Светлый фон

— Глядите, голубь! — сказал Весельчак, тыча пальцем в окно.

— Два, — удивился грей.

Две белых птицы перешагивали по жерди, подергивая крыльями после полета.

— Красавицы мои! — воскликнул птичник. — И откуда вы прибыли, такие чудесные?..

Он надел халат, зачерпнул немного зерна. Вышел и скоро вернулся, неся на руке обоих голубей. Младший птичник помог ему: отвязал от лапок восковые сверточки, сломал печати.

— Эй, эй, ты это… не читать! — прикрикнул грей.

— Да кто ж читает? — отмахнулся младший. Сунул обе ленты в конверт, надписал время. — Держите, сударь, несите своему хозяину.

— Не хозяину, а миледи. Она за почту ответственна, ясно?

При этих словах грей глянул на Весельчака, а тот на Джо, и общий ход мысли стал очевиден: в голубятне тепло, есть чай и нет войны, неохота никуда идти.

— Я сам отнесу, — сказал Джоакин, запахнув плащ.

 

Парк выглядел пустыней: безлюдные дорожки, голые костлявые деревья, цветники под снегом. Тихо, бело и как-то по-особому холодно. Джо даже замедлил шаг, чтобы причувствоваться к этому странному морозцу. Обычно стужа кусает за нос, щеки, ладони, если ты без перчаток, — словом, первым делом грызет непокрытую кожу. Но сейчас иначе: не на шкуре холод, а внутри — под ребрами, в легких, в сердце. Парень прислушался к себе и понял одну штуку: по правде-то не сейчас возник холод, а давно уже был. С того самого дня, как приходил он к герцогу просить за миледи. А в столице сделался особенно силен — будто метель мела в груди, выдувая последние крохи тепла.
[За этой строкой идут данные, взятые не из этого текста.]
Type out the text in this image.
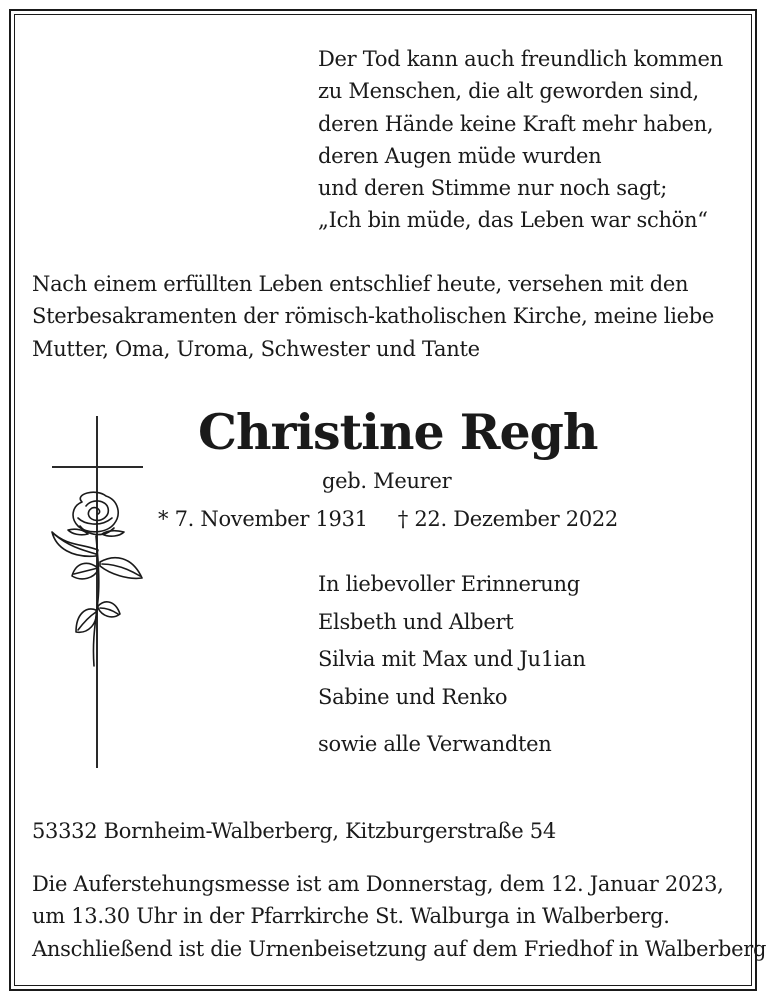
Der Tod kann auch freundlich kommen
zu Menschen, die alt geworden sind,
deren Hände keine Kraft mehr haben,
deren Augen müde wurden
und deren Stimme nur noch sagt;
„Ich bin müde, das Leben war schön“
Nach einem erfüllten Leben entschlief heute, versehen mit den
Sterbesakramenten der römisch-katholischen Kirche, meine liebe
Mutter, Oma, Uroma, Schwester und Tante
Christine Regh
geb. Meurer
* 7. November 1931 † 22. Dezember 2022
In liebevoller Erinnerung
Elsbeth und Albert
Silvia mit Max und Ju1ian
Sabine und Renko
sowie alle Verwandten
53332 Bornheim-Walberberg, Kitzburgerstraße 54
Die Auferstehungsmesse ist am Donnerstag, dem 12. Januar 2023,
um 13.30 Uhr in der Pfarrkirche St. Walburga in Walberberg.
Anschließend ist die Urnenbeisetzung auf dem Friedhof in Walberberg
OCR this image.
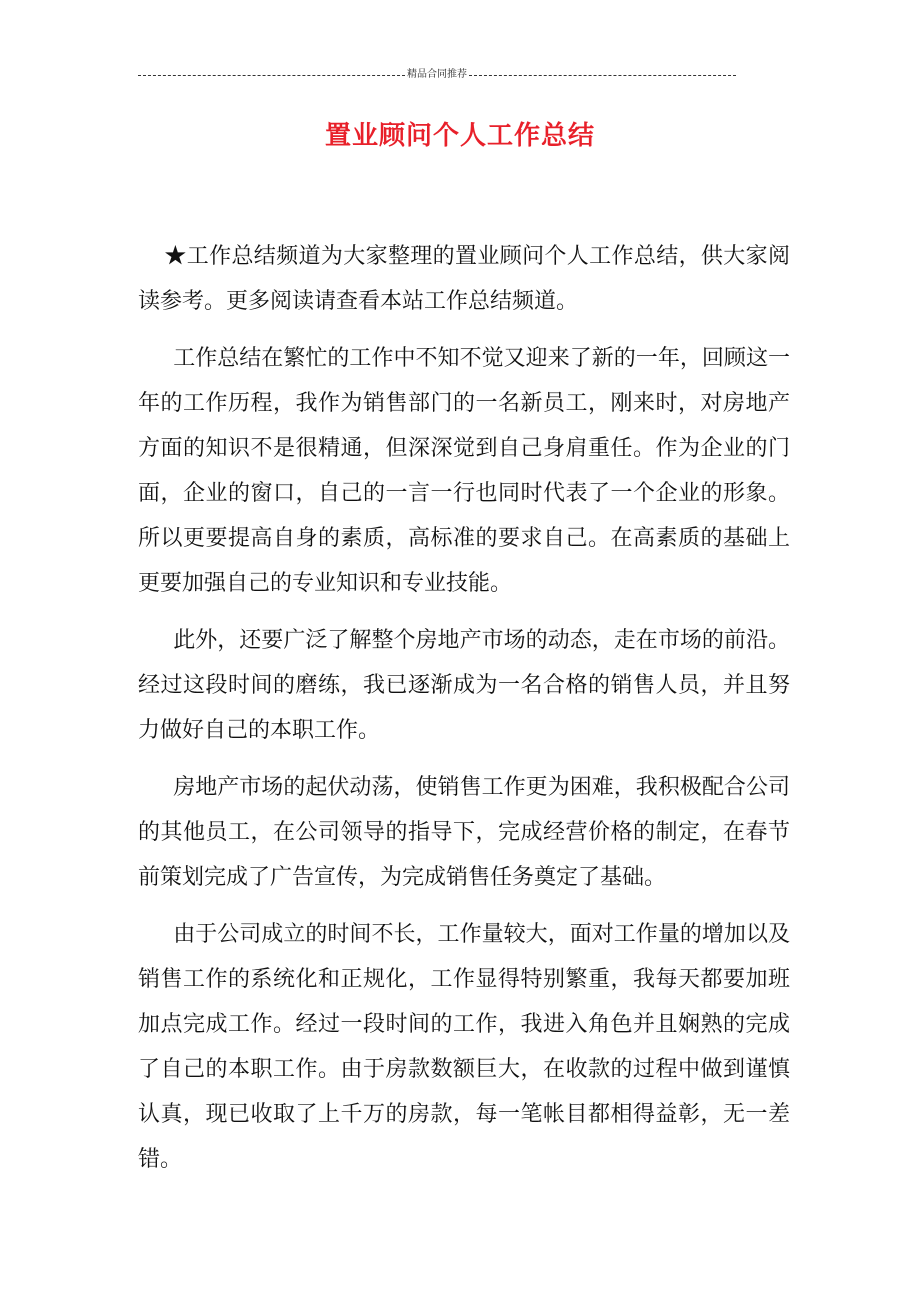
精品合同推荐
置业顾问个人工作总结

★工作总结频道为大家整理的置业顾问个人工作总结，供大家阅读参考。更多阅读请查看本站工作总结频道。

工作总结在繁忙的工作中不知不觉又迎来了新的一年，回顾这一年的工作历程，我作为销售部门的一名新员工，刚来时，对房地产 方面的知识不是很精通，但深深觉到自己身肩重任。作为企业的门面，企业的窗口，自己的一言一行也同时代表了一个企业的形象。所以更要提高自身的素质，高标准的要求自己。在高素质的基础上更要加强自己的专业知识和专业技能。

此外，还要广泛了解整个房地产市场的动态，走在市场的前沿。经过这段时间的磨练，我已逐渐成为一名合格的销售人员，并且努力做好自己的本职工作。

房地产市场的起伏动荡，使销售工作更为困难，我积极配合公司的其他员工，在公司领导的指导下，完成经营价格的制定，在春节前策划完成了广告宣传，为完成销售任务奠定了基础。

由于公司成立的时间不长，工作量较大，面对工作量的增加以及销售工作的系统化和正规化，工作显得特别繁重，我每天都要加班加点完成工作。经过一段时间的工作，我进入角色并且娴熟的完成了自己的本职工作。由于房款数额巨大，在收款的过程中做到谨慎认真，现已收取了上千万的房款，每一笔帐目都相得益彰，无一差错。
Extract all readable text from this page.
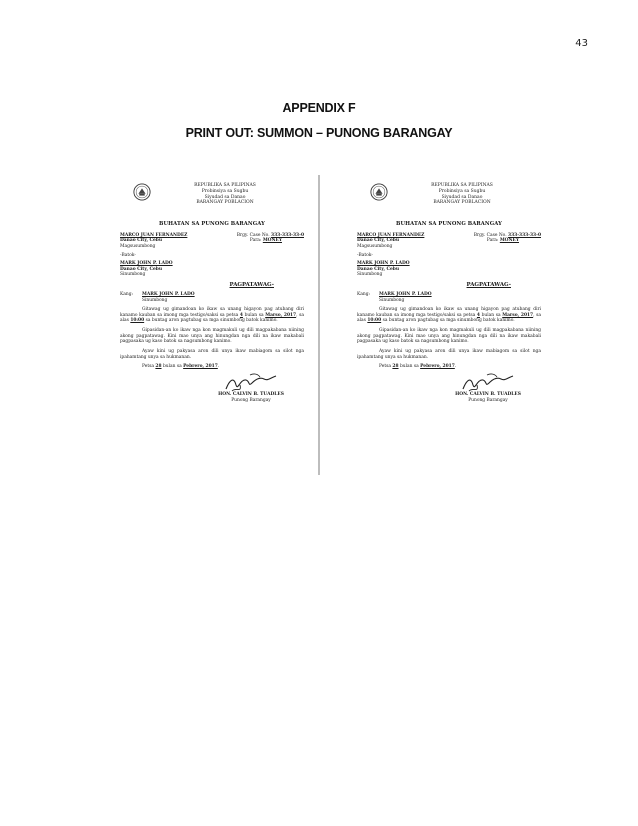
43
APPENDIX F
PRINT OUT: SUMMON – PUNONG BARANGAY
REPUBLIKA SA PILIPINAS
Probinsiya sa Sugbu
Siyudad sa Danao
BARANGAY POBLACION
BUHATAN SA PUNONG BARANGAY
MARCO JUAN FERNANDEZ	Brgy. Case No. 333-333-33-0
Danao City, Cebu	Para: MONEY
Magsusumbong
-Batok-
MARK JOHN P. LADO
Danao City, Cebu
Sinumbong
PAGPATAWAG-
Kang:	MARK JOHN P. LADO
Sinumbong
Gitawag ug gimandoan ko ikaw sa unang higayon pag atubang diri kanamo kauban sa imong mga testigo/saksi sa petsa 4 bulan sa Marso, 2017, sa alas 10:00 sa buntag aron pagtubag sa mga sinumbong batok kanimo.
Gipasidan-an ko ikaw nga kon magmakuli ug dili magpakabana niining akong pagpatawag. Kini mao unya ang hinungdan nga dili na ikaw makabali pagpasaka ug kaso batok sa nagsumbong kanimo.
Ayaw kini ug pakyasa aron dili unya ikaw mabiagom sa silot nga ipahamtang unya sa hukmanan.
Petsa 28 bulan sa Pebrero, 2017.
HON. CALVIN B. TUADLES
Punong Barangay
REPUBLIKA SA PILIPINAS
Probinsiya sa Sugbu
Siyudad sa Danao
BARANGAY POBLACION
BUHATAN SA PUNONG BARANGAY
MARCO JUAN FERNANDEZ	Brgy. Case No. 333-333-33-0
Danao City, Cebu	Para: MONEY
Magsusumbong
-Batok-
MARK JOHN P. LADO
Danao City, Cebu
Sinumbong
PAGPATAWAG-
Kang:	MARK JOHN P. LADO
Sinumbong
Gitawag ug gimandoan ko ikaw sa unang higayon pag atubang diri kanamo kauban sa imong mga testigo/saksi sa petsa 4 bulan sa Marso, 2017, sa alas 10:00 sa buntag aron pagtubag sa mga sinumbong batok kanimo.
Gipasidan-an ko ikaw nga kon magmakuli ug dili magpakabana niining akong pagpatawag. Kini mao unya ang hinungdan nga dili na ikaw makabali pagpasaka ug kaso batok sa nagsumbong kanimo.
Ayaw kini ug pakyasa aron dili unya ikaw mabiagom sa silot nga ipahamtang unya sa hukmanan.
Petsa 28 bulan sa Pebrero, 2017.
HON. CALVIN B. TUADLES
Punong Barangay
Отчего так? Джо мало что понимал в жизни, но сейчас знал ответ: потому, что он чужой среди северян. Не такой, не здешний, бродяга. Как бы хорошо ни сражался — даже если бы ему дали сражаться — он все равно не будет нужен, не станет своим, никто не назовет его братом. Меж северянами есть какое-то свое, лишь им понятное родство, в которое Джоакину не влезть. Потому с ними холодно. Одиночке всегда холодно в чужом городе.

Среди полутысячного отряда были только два человека, с которыми Джо чувствовал душевное тепло. Один — Весельчак, безнадежно хмурый путевец, сельский мужик, скверною шуткой богов закинутый на войну. Второй — герцогиня Аланис Альмера. Любил он ее, как прежде? Не как прежде, совсем иначе. Он не понимал ее — но и не нужно. Он сознался себе, что не понимает, и стало легче, светлее. Она стояла на другой ступени, Джо признал, наконец, и это. В его чувствах стало куда меньше страсти, зато больше — сердца, души. Теперь, как никогда, Джоакин ощущал нить, связавшую его с леди Аланис. Даже не нить — целый канат сплелся изо всего, что было между ними. Канат был упругим и теплым на ощупь. Джоакин знал, что и Аланис чувствует связь.